Isn’t this describing the experience so many of us have, of a battle we feel inside of us? Interestingly, several of the commentaries I’ve read on these passages, by New Testament scholars, say, “No.” And they say it pretty forcefully. They say that Paul is talking about people who are not saved. He’s not talking about believers. The two books I have in mind (one on Paul’s letters and one on Romans) both make this claim, but then give no explanation for the sense of the battle within so many of us feel. If the New Testament doesn’t want me to think of a battle within, why do I feel it, and why do these passages so clearly seem to point to it? This has been kind of an open question for me, for a while. So I was very interested the other day to find this passage in John Calvin’s Institutes of the Christian Religion. It seems that John Calvin knew the struggle too.
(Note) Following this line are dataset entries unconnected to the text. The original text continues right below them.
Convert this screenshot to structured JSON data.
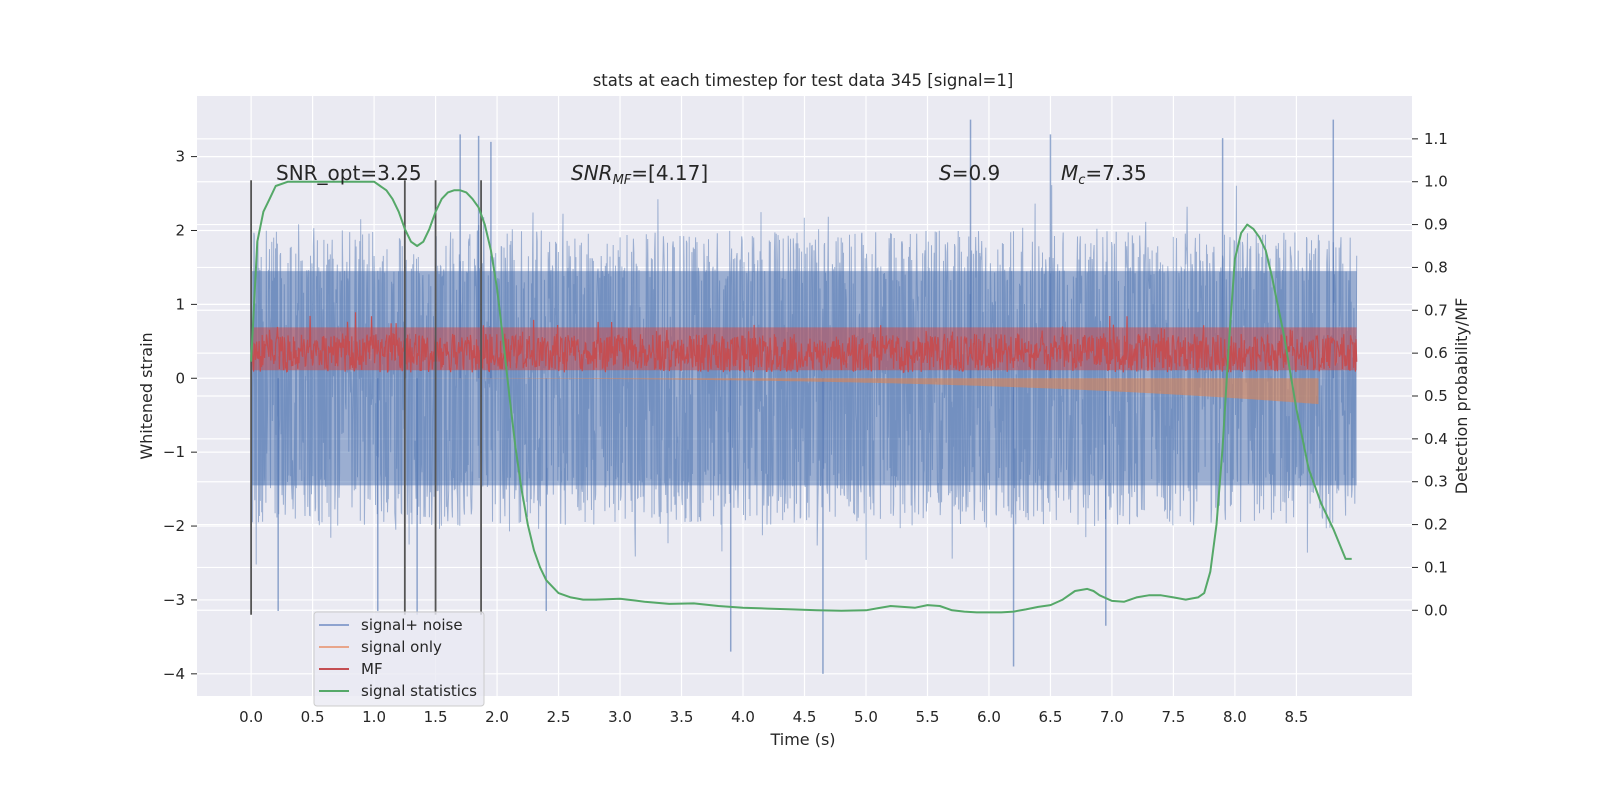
{
  "chart_data": {
    "type": "line",
    "title": "stats at each timestep for test data 345 [signal=1]",
    "xlabel": "Time (s)",
    "ylabel": "Whitened strain",
    "y2label": "Detection probability/MF",
    "xlim": [
      -0.44,
      9.44
    ],
    "ylim": [
      -4.3,
      3.82
    ],
    "y2lim": [
      -0.2,
      1.2
    ],
    "x_ticks": [
      "0.0",
      "0.5",
      "1.0",
      "1.5",
      "2.0",
      "2.5",
      "3.0",
      "3.5",
      "4.0",
      "4.5",
      "5.0",
      "5.5",
      "6.0",
      "6.5",
      "7.0",
      "7.5",
      "8.0",
      "8.5"
    ],
    "y_ticks": [
      "3",
      "2",
      "1",
      "0",
      "−1",
      "−2",
      "−3",
      "−4"
    ],
    "y2_ticks": [
      "1.1",
      "1.0",
      "0.9",
      "0.8",
      "0.7",
      "0.6",
      "0.5",
      "0.4",
      "0.3",
      "0.2",
      "0.1",
      "0.0"
    ],
    "grid": true,
    "legend_position": "lower-left",
    "annotations": [
      {
        "text": "SNR_opt=3.25",
        "x": 0.2,
        "y": 2.7
      },
      {
        "parts": [
          "SNR",
          "MF",
          "=[4.17]"
        ],
        "x": 2.6,
        "y": 2.7
      },
      {
        "parts": [
          "S",
          "=0.9"
        ],
        "x": 5.6,
        "y": 2.7
      },
      {
        "parts": [
          "M",
          "c",
          "=7.35"
        ],
        "x": 6.6,
        "y": 2.7
      }
    ],
    "vertical_lines": [
      {
        "x": 0.0,
        "y_top": 2.68,
        "y_bottom": -3.2
      },
      {
        "x": 1.25,
        "y_top": 2.68,
        "y_bottom": -3.2
      },
      {
        "x": 1.5,
        "y_top": 2.68,
        "y_bottom": -3.2
      },
      {
        "x": 1.87,
        "y_top": 2.68,
        "y_bottom": -3.2
      }
    ],
    "series": [
      {
        "name": "signal+ noise",
        "axis": "left",
        "color": "#4c72b0",
        "opacity": 0.5,
        "x_range": [
          0.0,
          8.99
        ],
        "envelope_typical": [
          -1.45,
          1.45
        ],
        "peaks": [
          {
            "x": 0.22,
            "y": -3.15
          },
          {
            "x": 1.03,
            "y": -3.15
          },
          {
            "x": 1.35,
            "y": -3.2
          },
          {
            "x": 1.7,
            "y": 3.3
          },
          {
            "x": 1.85,
            "y": 3.28
          },
          {
            "x": 1.95,
            "y": 3.2
          },
          {
            "x": 2.4,
            "y": -3.15
          },
          {
            "x": 3.9,
            "y": -3.7
          },
          {
            "x": 4.65,
            "y": -4.0
          },
          {
            "x": 5.85,
            "y": 3.5
          },
          {
            "x": 6.2,
            "y": -3.9
          },
          {
            "x": 6.95,
            "y": -3.35
          },
          {
            "x": 8.8,
            "y": 3.5
          },
          {
            "x": 6.5,
            "y": 3.3
          },
          {
            "x": 7.9,
            "y": 3.25
          }
        ]
      },
      {
        "name": "signal only",
        "axis": "left",
        "color": "#dd8452",
        "opacity": 0.6,
        "x_range": [
          0.0,
          8.68
        ],
        "amplitude_at_end": -0.35
      },
      {
        "name": "MF",
        "axis": "right",
        "color": "#c44e52",
        "x_range": [
          0.0,
          8.99
        ],
        "level": 0.6,
        "band": [
          0.56,
          0.66
        ]
      },
      {
        "name": "signal statistics",
        "axis": "right",
        "color": "#55a868",
        "x": [
          0.0,
          0.05,
          0.1,
          0.15,
          0.2,
          0.3,
          0.4,
          0.5,
          0.6,
          0.7,
          0.8,
          0.9,
          1.0,
          1.05,
          1.1,
          1.15,
          1.2,
          1.25,
          1.3,
          1.35,
          1.4,
          1.45,
          1.5,
          1.55,
          1.6,
          1.65,
          1.7,
          1.75,
          1.8,
          1.85,
          1.9,
          1.95,
          2.0,
          2.05,
          2.1,
          2.15,
          2.2,
          2.25,
          2.3,
          2.35,
          2.4,
          2.5,
          2.6,
          2.7,
          2.8,
          3.0,
          3.2,
          3.4,
          3.6,
          3.8,
          4.0,
          4.2,
          4.4,
          4.6,
          4.8,
          5.0,
          5.1,
          5.2,
          5.3,
          5.4,
          5.5,
          5.6,
          5.7,
          5.8,
          5.9,
          6.0,
          6.1,
          6.2,
          6.3,
          6.4,
          6.5,
          6.6,
          6.7,
          6.8,
          6.85,
          6.9,
          7.0,
          7.1,
          7.2,
          7.3,
          7.4,
          7.5,
          7.6,
          7.7,
          7.75,
          7.8,
          7.85,
          7.9,
          7.95,
          8.0,
          8.05,
          8.1,
          8.15,
          8.2,
          8.25,
          8.3,
          8.4,
          8.5,
          8.6,
          8.7,
          8.8,
          8.9,
          8.95
        ],
        "values": [
          0.58,
          0.86,
          0.93,
          0.96,
          0.99,
          1.0,
          1.0,
          1.0,
          1.0,
          1.0,
          1.0,
          1.0,
          1.0,
          0.99,
          0.98,
          0.96,
          0.93,
          0.89,
          0.86,
          0.85,
          0.86,
          0.89,
          0.93,
          0.96,
          0.975,
          0.98,
          0.98,
          0.975,
          0.96,
          0.94,
          0.9,
          0.84,
          0.75,
          0.63,
          0.5,
          0.38,
          0.28,
          0.2,
          0.14,
          0.1,
          0.07,
          0.04,
          0.03,
          0.025,
          0.025,
          0.027,
          0.02,
          0.015,
          0.016,
          0.01,
          0.006,
          0.004,
          0.002,
          0.0,
          -0.001,
          0.0,
          0.005,
          0.01,
          0.008,
          0.006,
          0.012,
          0.01,
          0.0,
          -0.003,
          -0.005,
          -0.005,
          -0.005,
          -0.003,
          0.002,
          0.008,
          0.012,
          0.025,
          0.045,
          0.05,
          0.045,
          0.035,
          0.022,
          0.02,
          0.03,
          0.035,
          0.035,
          0.03,
          0.025,
          0.03,
          0.04,
          0.09,
          0.2,
          0.38,
          0.62,
          0.82,
          0.88,
          0.9,
          0.89,
          0.87,
          0.84,
          0.78,
          0.64,
          0.47,
          0.33,
          0.25,
          0.19,
          0.12,
          0.12
        ]
      }
    ]
  },
  "legend": {
    "items": [
      "signal+ noise",
      "signal only",
      "MF",
      "signal statistics"
    ],
    "colors": [
      "#8ea3cf",
      "#e8a58a",
      "#c44e52",
      "#55a868"
    ]
  },
  "colors": {
    "plot_background": "#eaeaf2",
    "grid": "#ffffff",
    "vertical_line": "#555555"
  }
}
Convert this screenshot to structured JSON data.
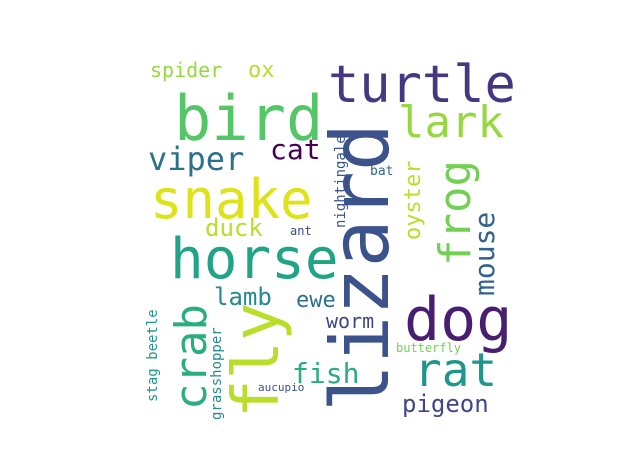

This is from a section in Book 3 titled: “The Conflict in the Heart of the Believer.” Enjoy…
In order to understand this, it is necessary to return to that division of flesh and spirit which we have mentioned elsewhere. It most clearly reveals itself at this point. Therefore the godly heart feels in itself a division because it is partly imbued with sweetness from its recognition of the divine goodness, partly grieves in bitterness from an awareness of its calamity; partly rests upon the promise of the gospel, partly trembles at the evidence of its own iniquity; partly rejoices at the expectation of life, partly shudders at death. This variation arises from imperfection of faith, since in the course of the present life it never goes so well with us that we are wholly cured of the disease of unbelief and entirely filled and possessed by faith. Hence arise those conflicts; when unbelief, which reposes in the remains of the flesh, rises up to attack the faith that has been inwardly conceived.
But if in the believing mind certainty is mixed with doubt, do we not always come back to this, that faith does not rest in a certain and clear knowledge, but only in an obscure and confused knowledge of the divine will towards us? Not at all. For even if we are distracted by various thoughts, we are not on that account completely divorced from faith. Nor if we are troubled on all sides by the agitation of unbelief, are we for that reason cast down from our position. For the end of the conflict is always this: that faith ultimately triumphs over those difficulties which besiege and seem to imperil it.
(Calvin, Institutes, I.3.18)
I mean, at this point in my Christian journey, I agree with this. I agree that the Bible teaches final victory over unbelief for believers, in some way, shape or form, but I also am aware of a constant struggle, on my own part and the part of those around me, to press towards that victory. And it seems like that struggle won’t be fully over until we reach the resurrection, and Christ finally delivers us from these “bodies of death.”